第八十六章
狐一と家来達
狐一が家来たちを殿様の部屋へ連れて行く途中、家来の一人が彼に声をかけました。「おい、そこの餓鬼、普通の小姓よりもずいぶんと年上なんじゃないか?なぜまだ小姓のままなんだ?そんなに頭が悪いのか?」
狐一は歯を食いしばりましたが、家老の「問題を起こすな」という言葉を思い出し、黙って歩き続けました。

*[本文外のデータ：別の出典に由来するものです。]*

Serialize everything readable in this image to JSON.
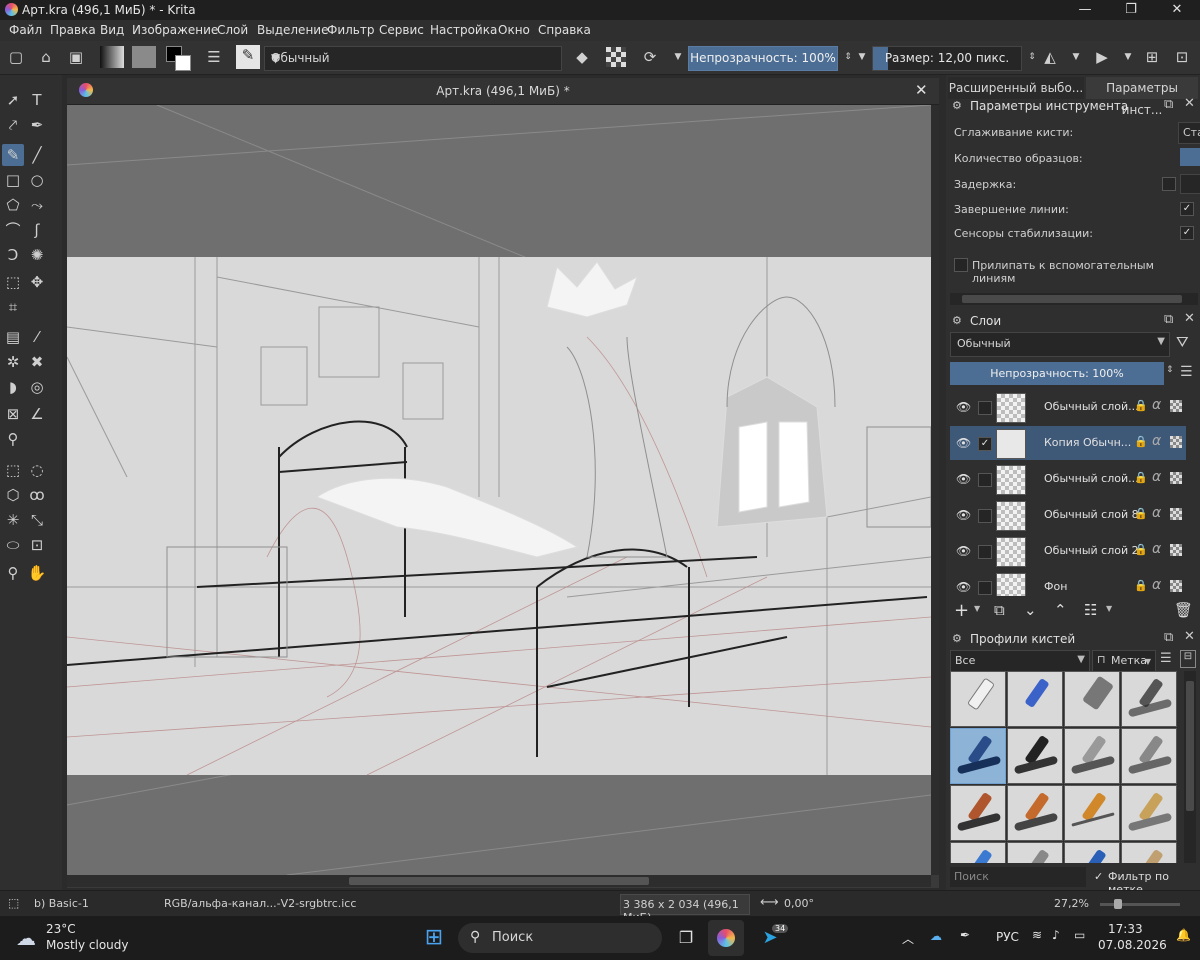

殿様の部屋に着くまで狐一は家来たちに侮辱を受け続けましたが、狐一は聞こえない振りをしたまま歩きました。しかし、部屋に殿様の荷物を置いてそこを出る間もなく、話題が変わりました。「ほら、この城の主は我が殿の若君だったじゃない?なぜお世継ぎを失ってまで、こんなところへ追放したのかな?」
「いいか、あの方は百姓の娘と恋に落ちたんだな。なぜか我が殿はその女と結婚させてやったが、その代わりにお世継ぎを次男に譲らせなければならなかったのだ」
この台詞を聞くと、狐一は頭に血が上ったように振り返って叫びました。「ゆき様を百姓なんか呼ぶな!謝れ!」
家来たちは高笑いをしました。「この餓鬼が俺らの長のつもりでいるぞ。おい、小姓め、俺らが謝らないならどうする?」
ちょうどその時、広子はそこをを通りかかりました。その光景を見るなり、狐一の元に駆け寄って声を上げました。「狐一君!お客様に叫ばないで!家老様から罰を受けるわよ!」
家来達はさらに高笑いをしました。「ほら、この餓鬼は女子に守られないと駄目なようだぜ!」そして、家来の一人は広子の手を掴んで引き寄せました。「俺様の方があの餓鬼よりもいい恋人になるぞ」
「きゃっ!手を離して」と広子は言うが速いか、その家来はすでに倒れていました。その仰向いている姿に跨がっているのは狐一でした。「広子さん!家老様を呼びに行って!」
「ほお!この餓鬼は度胸があるな!行くぜ!」と家来の一人が言い終わる前に、広子は廊下を駆けて行きました。